Portfolio Risk Measurement

Abstract

The main goal of this thesis is computing portfolio risks and finding the optimal portfolios. Four types of popular risk measures: variance (Var), semi variance (SVar), Value at Risk (VaR), and Average Value at Risk (AVaR), are reviewed and their computation process are preformed for portfolios consisting of single and multiple primary assets, as well as general portfolios consisting of primary and secondary assets. Finding the distribution for financial loss plays an important role here. In the general portfolio case, moment generating function (MGF) is computed first, then we apply Fourier inversion to obtain the cumulative distribution function (CDF) of the portfolio loss. Following Kevin Dowd's research, Cornish-Fisher approximation is applied to obtain VaR; Cornish-Fisher value at risk 2 (CFVaR2) is an approximation of VaR with one term and Cornish-Fisher value at risk 3 (CFVaR3) with two terms. Two numerical experiments are performed, with the aim to quantify risk in a portfolio of options, and to explore the effect of correlation on risk measurements.

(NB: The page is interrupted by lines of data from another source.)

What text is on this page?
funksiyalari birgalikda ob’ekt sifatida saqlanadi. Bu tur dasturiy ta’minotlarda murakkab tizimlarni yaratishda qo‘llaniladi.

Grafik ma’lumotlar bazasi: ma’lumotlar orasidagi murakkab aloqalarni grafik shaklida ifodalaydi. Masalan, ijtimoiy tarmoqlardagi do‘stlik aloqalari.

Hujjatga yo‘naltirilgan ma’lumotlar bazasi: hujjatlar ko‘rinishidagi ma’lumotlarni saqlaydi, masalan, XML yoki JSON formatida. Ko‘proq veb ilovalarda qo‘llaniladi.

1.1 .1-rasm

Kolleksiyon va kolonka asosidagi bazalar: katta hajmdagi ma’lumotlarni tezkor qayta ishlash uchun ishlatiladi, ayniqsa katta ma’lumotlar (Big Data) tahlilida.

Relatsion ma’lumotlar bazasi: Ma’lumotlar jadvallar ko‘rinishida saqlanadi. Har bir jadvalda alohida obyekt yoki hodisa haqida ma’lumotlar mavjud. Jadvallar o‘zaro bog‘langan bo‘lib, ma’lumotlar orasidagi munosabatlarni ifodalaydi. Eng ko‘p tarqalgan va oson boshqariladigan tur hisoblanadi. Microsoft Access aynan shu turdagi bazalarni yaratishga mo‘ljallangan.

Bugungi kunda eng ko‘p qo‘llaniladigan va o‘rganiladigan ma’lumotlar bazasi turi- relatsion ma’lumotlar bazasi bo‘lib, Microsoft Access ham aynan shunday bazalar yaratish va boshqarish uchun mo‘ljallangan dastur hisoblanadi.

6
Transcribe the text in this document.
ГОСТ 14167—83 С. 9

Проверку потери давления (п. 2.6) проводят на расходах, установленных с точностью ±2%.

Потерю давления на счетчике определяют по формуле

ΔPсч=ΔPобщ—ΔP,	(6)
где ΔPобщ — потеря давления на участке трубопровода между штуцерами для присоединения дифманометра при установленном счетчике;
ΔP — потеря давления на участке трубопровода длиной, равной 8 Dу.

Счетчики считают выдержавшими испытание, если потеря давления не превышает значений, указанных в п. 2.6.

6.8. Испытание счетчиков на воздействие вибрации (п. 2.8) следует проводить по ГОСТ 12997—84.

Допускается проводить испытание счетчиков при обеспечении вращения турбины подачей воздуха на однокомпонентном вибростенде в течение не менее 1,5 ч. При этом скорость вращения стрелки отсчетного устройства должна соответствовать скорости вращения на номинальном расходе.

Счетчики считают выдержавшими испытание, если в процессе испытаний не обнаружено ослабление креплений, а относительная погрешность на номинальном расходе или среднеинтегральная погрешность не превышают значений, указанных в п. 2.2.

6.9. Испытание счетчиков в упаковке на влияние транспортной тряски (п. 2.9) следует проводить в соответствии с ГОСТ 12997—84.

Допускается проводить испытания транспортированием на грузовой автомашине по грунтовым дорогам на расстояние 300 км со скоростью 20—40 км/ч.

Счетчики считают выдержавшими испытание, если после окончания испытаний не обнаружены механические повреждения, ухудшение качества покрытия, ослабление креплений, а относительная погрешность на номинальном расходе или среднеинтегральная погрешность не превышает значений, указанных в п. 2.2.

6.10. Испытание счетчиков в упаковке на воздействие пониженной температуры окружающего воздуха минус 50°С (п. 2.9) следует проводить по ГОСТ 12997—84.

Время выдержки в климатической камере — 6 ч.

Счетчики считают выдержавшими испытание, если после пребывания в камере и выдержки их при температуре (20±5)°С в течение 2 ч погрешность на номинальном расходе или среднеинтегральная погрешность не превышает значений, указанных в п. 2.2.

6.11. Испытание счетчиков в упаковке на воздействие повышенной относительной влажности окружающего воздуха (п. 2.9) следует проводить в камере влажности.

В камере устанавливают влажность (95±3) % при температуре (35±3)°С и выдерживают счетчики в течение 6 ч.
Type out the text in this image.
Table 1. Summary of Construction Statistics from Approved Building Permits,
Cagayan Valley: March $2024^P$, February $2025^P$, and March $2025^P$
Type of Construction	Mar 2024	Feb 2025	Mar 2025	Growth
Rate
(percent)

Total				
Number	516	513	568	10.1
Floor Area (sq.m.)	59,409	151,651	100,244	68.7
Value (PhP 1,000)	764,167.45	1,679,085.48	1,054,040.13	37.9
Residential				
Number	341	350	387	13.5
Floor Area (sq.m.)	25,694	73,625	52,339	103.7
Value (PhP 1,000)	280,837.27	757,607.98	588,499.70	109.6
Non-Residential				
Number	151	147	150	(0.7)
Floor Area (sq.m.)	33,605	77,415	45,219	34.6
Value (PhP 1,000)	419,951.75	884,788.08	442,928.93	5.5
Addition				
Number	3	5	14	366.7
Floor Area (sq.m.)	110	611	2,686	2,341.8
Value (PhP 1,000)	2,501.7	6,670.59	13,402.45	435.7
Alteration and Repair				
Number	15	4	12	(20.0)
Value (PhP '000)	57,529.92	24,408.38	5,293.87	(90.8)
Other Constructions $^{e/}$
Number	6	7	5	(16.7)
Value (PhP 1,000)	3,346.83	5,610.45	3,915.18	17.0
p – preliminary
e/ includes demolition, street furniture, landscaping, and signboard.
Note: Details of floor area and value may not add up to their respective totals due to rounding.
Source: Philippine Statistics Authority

We also find optimal portfolios in a fairly general setting. The Var optimal portfolio, and the CFVaR2 optimal portfolios are obtained by means of quadratic programming. A numerical experiment shows that the optimal CFVaR2 portfolio and the minimal Var portfolio are very similar due to the mean-variance type formula of CFVaR2. However, different optimal portfolios are obtained by minimizing CFVaR3.